Things I did well this week:
- Planning an appropriate amount of work
- Planning work that BigGuy found interesting and engaging
- Planning around events we scheduled
- Reading our character building book
- Working (unexpectedly) a consignment sale fundraiser (for a friend whose kids were sick) and although EX. HAUST. ED. I really handled all my responsibilities well! WOOT!
- And on that note, bought some good shirts for BigGuy at above-referenced sale.
- Nearly kept up on our new (or rather, return-to-former) laundry routine where nobody has hampers–all laundry is collected every morning and a load is done every day. BAM!
- Not losing my sh!t on anyone. This is actually an accomplishment because my PTSD therapy in the last week was rough.
Things I did not do well this week:
- Having backup plans when primary plans fell through–which left us kind of in a not-great situation sometimes.
- Finding engaging things to do with Girly because truly, I didn’t realize how this whole new “wake up and work with Papa” thing would pan out
- Reading to either of my kids
- Doing the socratic discussions with BigGuy. To be fair, this was partly my not wanting Friday to be C O N S T A N T discussion/analysis and partly because we had an emergency plan-change for Saturday that left me missing Girly’s soccer game (and a night out for someone’s 40th birthday that I was really looking forward to) and canceling attendance at a kids birthday party.
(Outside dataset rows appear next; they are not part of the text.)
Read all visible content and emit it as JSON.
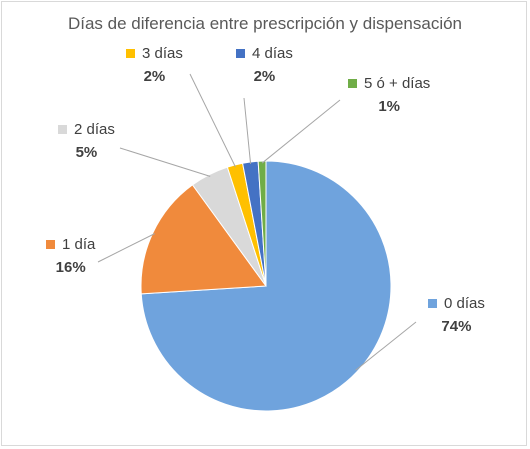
{
  "chart_data": {
    "type": "pie",
    "title": "Días de diferencia entre prescripción y dispensación",
    "categories": [
      "0 días",
      "1 día",
      "2 días",
      "3 días",
      "4 días",
      "5 ó + días"
    ],
    "values": [
      74,
      16,
      5,
      2,
      2,
      1
    ],
    "value_labels": [
      "74%",
      "16%",
      "5%",
      "2%",
      "2%",
      "1%"
    ],
    "colors": [
      "#6fa3dd",
      "#f08a3c",
      "#d9d9d9",
      "#ffc000",
      "#4472c4",
      "#70ad47"
    ],
    "legend": "none",
    "data_labels": "category and percentage, outside with leader lines"
  }
}
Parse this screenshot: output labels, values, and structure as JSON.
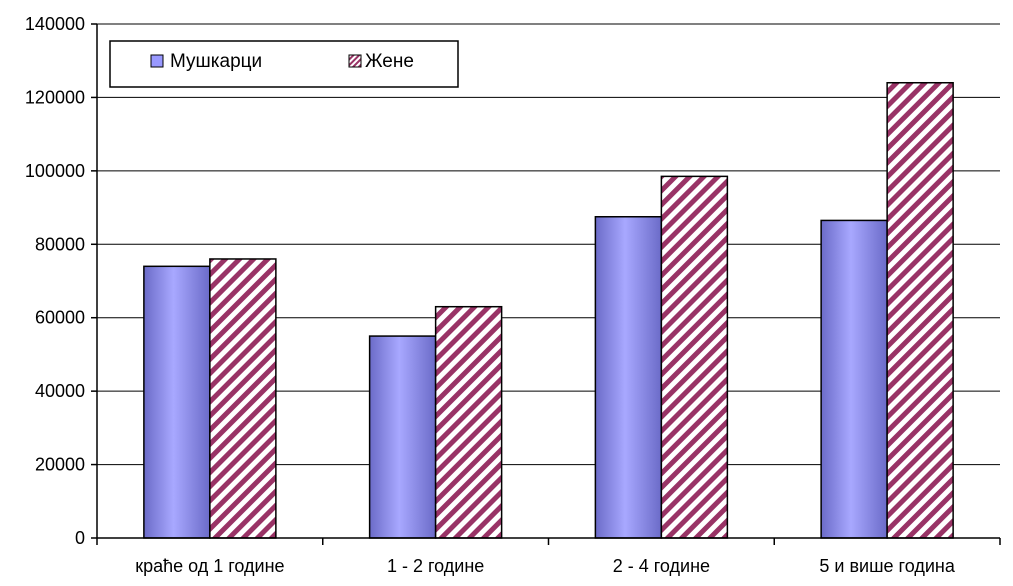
{
  "chart_data": {
    "type": "bar",
    "categories": [
      "краће од 1 године",
      "1 - 2 године",
      "2 - 4 године",
      "5 и више година"
    ],
    "series": [
      {
        "name": "Мушкарци",
        "values": [
          74000,
          55000,
          87500,
          86500
        ],
        "color": "#9999ff",
        "pattern": "solid-gradient"
      },
      {
        "name": "Жене",
        "values": [
          76000,
          63000,
          98500,
          124000
        ],
        "color": "#993366",
        "pattern": "diagonal-stripes"
      }
    ],
    "y_ticks": [
      "0",
      "20000",
      "40000",
      "60000",
      "80000",
      "100000",
      "120000",
      "140000"
    ],
    "ylim": [
      0,
      140000
    ],
    "grid": true,
    "legend_position": "top-left"
  }
}
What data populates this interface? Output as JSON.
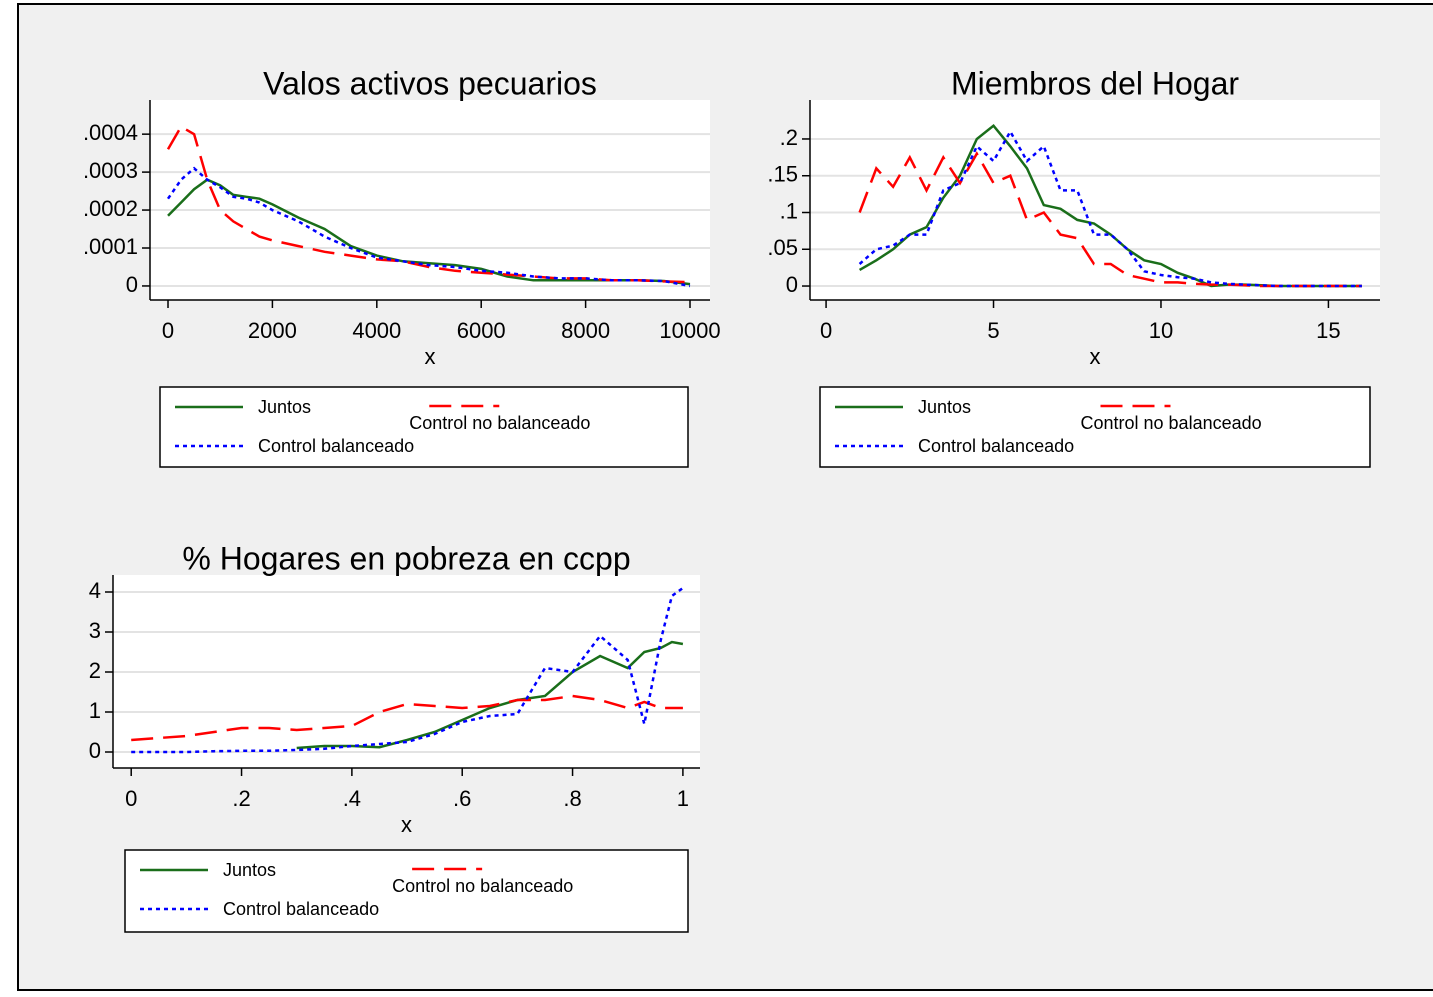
{
  "chart_data": [
    {
      "type": "line",
      "title": "Valos activos pecuarios",
      "xlabel": "x",
      "x": [
        0,
        250,
        500,
        750,
        1000,
        1250,
        1500,
        1750,
        2000,
        2500,
        3000,
        3500,
        4000,
        4500,
        5000,
        5500,
        6000,
        6500,
        7000,
        7500,
        8000,
        8500,
        9000,
        9500,
        10000
      ],
      "series": [
        {
          "name": "Juntos",
          "color": "#1a6e1a",
          "dash": "solid",
          "values": [
            0.000185,
            0.00022,
            0.000255,
            0.00028,
            0.000265,
            0.00024,
            0.000235,
            0.00023,
            0.000215,
            0.00018,
            0.00015,
            0.000105,
            8e-05,
            6.5e-05,
            6e-05,
            5.5e-05,
            4.5e-05,
            2.5e-05,
            1.5e-05,
            1.5e-05,
            1.5e-05,
            1.5e-05,
            1.5e-05,
            1.3e-05,
            5e-06
          ]
        },
        {
          "name": "Control no balanceado",
          "color": "#ff0000",
          "dash": "dashed",
          "values": [
            0.00036,
            0.00042,
            0.0004,
            0.00028,
            0.0002,
            0.00017,
            0.00015,
            0.00013,
            0.00012,
            0.000105,
            9e-05,
            8e-05,
            7e-05,
            6.5e-05,
            5e-05,
            4e-05,
            3.5e-05,
            3e-05,
            2.5e-05,
            2e-05,
            2e-05,
            1.5e-05,
            1.5e-05,
            1.2e-05,
            1e-05
          ]
        },
        {
          "name": "Control balanceado",
          "color": "#0000ff",
          "dash": "dotted",
          "values": [
            0.00023,
            0.00028,
            0.00031,
            0.00028,
            0.00026,
            0.000235,
            0.00023,
            0.00022,
            0.0002,
            0.00017,
            0.00013,
            0.0001,
            7.5e-05,
            6.5e-05,
            5.5e-05,
            5e-05,
            4e-05,
            3.5e-05,
            2.5e-05,
            2e-05,
            2e-05,
            1.5e-05,
            1.5e-05,
            1.3e-05,
            0
          ]
        }
      ],
      "xlim": [
        -345,
        10383
      ],
      "ylim": [
        -3.7e-05,
        0.00049
      ],
      "xticks": [
        0,
        2000,
        4000,
        6000,
        8000,
        10000
      ],
      "yticks": [
        0,
        {
          "value": 0.0001,
          "label": ".0001"
        },
        {
          "value": 0.0002,
          "label": ".0002"
        },
        {
          "value": 0.0003,
          "label": ".0003"
        },
        {
          "value": 0.0004,
          "label": ".0004"
        }
      ],
      "grid": true
    },
    {
      "type": "line",
      "title": "Miembros del Hogar",
      "xlabel": "x",
      "x": [
        1,
        1.5,
        2,
        2.5,
        3,
        3.5,
        4,
        4.5,
        5,
        5.5,
        6,
        6.5,
        7,
        7.5,
        8,
        8.5,
        9,
        9.5,
        10,
        10.5,
        11,
        11.5,
        12,
        12.5,
        13,
        13.5,
        14,
        14.5,
        15,
        15.5,
        16
      ],
      "series": [
        {
          "name": "Juntos",
          "color": "#1a6e1a",
          "dash": "solid",
          "values": [
            0.022,
            0.035,
            0.05,
            0.07,
            0.08,
            0.12,
            0.15,
            0.2,
            0.218,
            0.19,
            0.16,
            0.11,
            0.105,
            0.09,
            0.085,
            0.07,
            0.05,
            0.035,
            0.03,
            0.018,
            0.01,
            0,
            0.002,
            0.002,
            0.001,
            0,
            0,
            0,
            0,
            0,
            0
          ]
        },
        {
          "name": "Control no balanceado",
          "color": "#ff0000",
          "dash": "dashed",
          "values": [
            0.1,
            0.16,
            0.135,
            0.175,
            0.13,
            0.175,
            0.14,
            0.18,
            0.14,
            0.15,
            0.09,
            0.1,
            0.07,
            0.065,
            0.03,
            0.03,
            0.015,
            0.01,
            0.005,
            0.005,
            0.003,
            0.002,
            0.002,
            0.001,
            0,
            0,
            0,
            0,
            0,
            0,
            0
          ]
        },
        {
          "name": "Control balanceado",
          "color": "#0000ff",
          "dash": "dotted",
          "values": [
            0.03,
            0.05,
            0.055,
            0.07,
            0.07,
            0.13,
            0.14,
            0.19,
            0.17,
            0.21,
            0.17,
            0.19,
            0.13,
            0.13,
            0.07,
            0.07,
            0.05,
            0.02,
            0.015,
            0.012,
            0.01,
            0.005,
            0.003,
            0.002,
            0.001,
            0,
            0,
            0,
            0,
            0,
            0
          ]
        }
      ],
      "xlim": [
        -0.48,
        16.54
      ],
      "ylim": [
        -0.019,
        0.253
      ],
      "xticks": [
        0,
        5,
        10,
        15
      ],
      "yticks": [
        0,
        {
          "value": 0.05,
          "label": ".05"
        },
        {
          "value": 0.1,
          "label": ".1"
        },
        {
          "value": 0.15,
          "label": ".15"
        },
        {
          "value": 0.2,
          "label": ".2"
        }
      ],
      "grid": true
    },
    {
      "type": "line",
      "title": "% Hogares en pobreza en ccpp",
      "xlabel": "x",
      "x": [
        0,
        0.05,
        0.1,
        0.15,
        0.2,
        0.25,
        0.3,
        0.35,
        0.4,
        0.45,
        0.5,
        0.55,
        0.6,
        0.65,
        0.7,
        0.75,
        0.8,
        0.85,
        0.9,
        0.93,
        0.96,
        0.98,
        1
      ],
      "series": [
        {
          "name": "Juntos",
          "color": "#1a6e1a",
          "dash": "solid",
          "values": [
            null,
            null,
            null,
            null,
            null,
            null,
            0.1,
            0.15,
            0.15,
            0.12,
            0.3,
            0.5,
            0.8,
            1.1,
            1.3,
            1.4,
            2.0,
            2.4,
            2.1,
            2.5,
            2.6,
            2.75,
            2.7
          ]
        },
        {
          "name": "Control no balanceado",
          "color": "#ff0000",
          "dash": "dashed",
          "values": [
            0.3,
            0.35,
            0.4,
            0.5,
            0.6,
            0.6,
            0.55,
            0.6,
            0.65,
            1.0,
            1.2,
            1.15,
            1.1,
            1.15,
            1.3,
            1.3,
            1.4,
            1.3,
            1.1,
            1.25,
            1.1,
            1.1,
            1.1
          ]
        },
        {
          "name": "Control balanceado",
          "color": "#0000ff",
          "dash": "dotted",
          "values": [
            0,
            0,
            0,
            0.02,
            0.03,
            0.03,
            0.05,
            0.08,
            0.15,
            0.2,
            0.25,
            0.45,
            0.75,
            0.9,
            0.95,
            2.1,
            2.0,
            2.9,
            2.3,
            0.7,
            2.8,
            3.9,
            4.1
          ]
        }
      ],
      "xlim": [
        -0.033,
        1.031
      ],
      "ylim": [
        -0.4,
        4.425
      ],
      "xticks": [
        0,
        {
          "value": 0.2,
          "label": ".2"
        },
        {
          "value": 0.4,
          "label": ".4"
        },
        {
          "value": 0.6,
          "label": ".6"
        },
        {
          "value": 0.8,
          "label": ".8"
        },
        1
      ],
      "yticks": [
        0,
        1,
        2,
        3,
        4
      ],
      "grid": true
    }
  ]
}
- Apparently I may not have enforced the deodorant rules well enough to BigGuy because his Friday discussion group leader sent out an e-mail to all of us parents requesting some body odor enforcement. I’m not sure if it was BigGuy (since I didn’t notice offensive odor… this week) or someone else. But note to self: bear down on this one.
- Definitely did not enforce the bathroom chore routine well enough with BigGuy. But also didn’t enforce any chore routines with Girly, either.
- Keeping my grumpy on the down-low at times. Like when there was a detour for a field trip and I had zero contact numbers to find out where to go. I’d been told “the big main entrance–parking lot is right there, you can’t miss it” only to find out 1) there were no less than 6 parking lots; and 2) we weren’t going to the big, main entrance. And my car was out of gas. In an area I didn’t know well. And I was really, really grumpy about it to other people including adults.
Other things that happened this week:
- Girly has become a brick wall goalie. I seriously cannot even…
- BigGuy decided that he would start going to bed without a parent laying down with him “so that he could start doing sleepovers”. This is simultaneously an awesome day and the worst day of my life. I knew it was coming just like when you KNOW someone is going to die of a terminal illness and yet, it blindsides you anyway. So far, we have discovered that we need a “goodnight” routine as I wound up without a kiss goodnight.
- Girly decided to start doing HER OWN hair. Have you seen this kid’s hair, folks? This is a picture of what it looks like for her to “do her own hair”. She pretty much flattens the top with water and I’m not really sure what hair “utensil”. She does it often and is VERY proud of herself… so I compliment her every time and remind myself that we will absolutely HAVE to REALLY do her hair the next morning rather than slack.
- We went on a crazy awesome field trip to a municipal airport and aviation school that included the control tower.
- We wound up with 4 shares of Community-Sponsored Agriculture (CSA) farm shares to manage. Two that we normally get from our farm plus two more that people did not pick up from our house (which serves as a host site for a local CSA farm). This would normally be an awesome thing.
- BigGuy and Girly are clearly fighting off illness. Between Illinois being one of the 6 states with confirmed cases of Enterovirus and close friends kids coming down with Coxsackie… I’m concerned. Last night, BigGuy let out a few coughs in the middle of the night (for more on why this is a big deal, see BigGuy’s background)
Overall, I think it was a decent week. I would love to be downtown drinking with a bunch of happy women celebrating a 40th birthday right now, but I will take a hot bath and soft bed after this day of being on my feet ALL. DAY. and up since early (for a work-related meeting before covering at the sale).
Upshot is that BigGuy is happier and feels like the dynamics of the household have changed for the better with this recent change in who is getting up when and doing what.
I can’t lie that there is a very, very tiny part of me that is sad that Papa gets to connect with the boy instead of me. I mean, I know he loves me and all. I just wish I had the resources right now to connect with him more meaningfully. Or that I was at least gaining something else in the absence of that connection. Like maybe connecting with Girly. They grow up so fast. I just need to focus on the gratitude for having a husband that gives them that rather than my kids lacking it completely.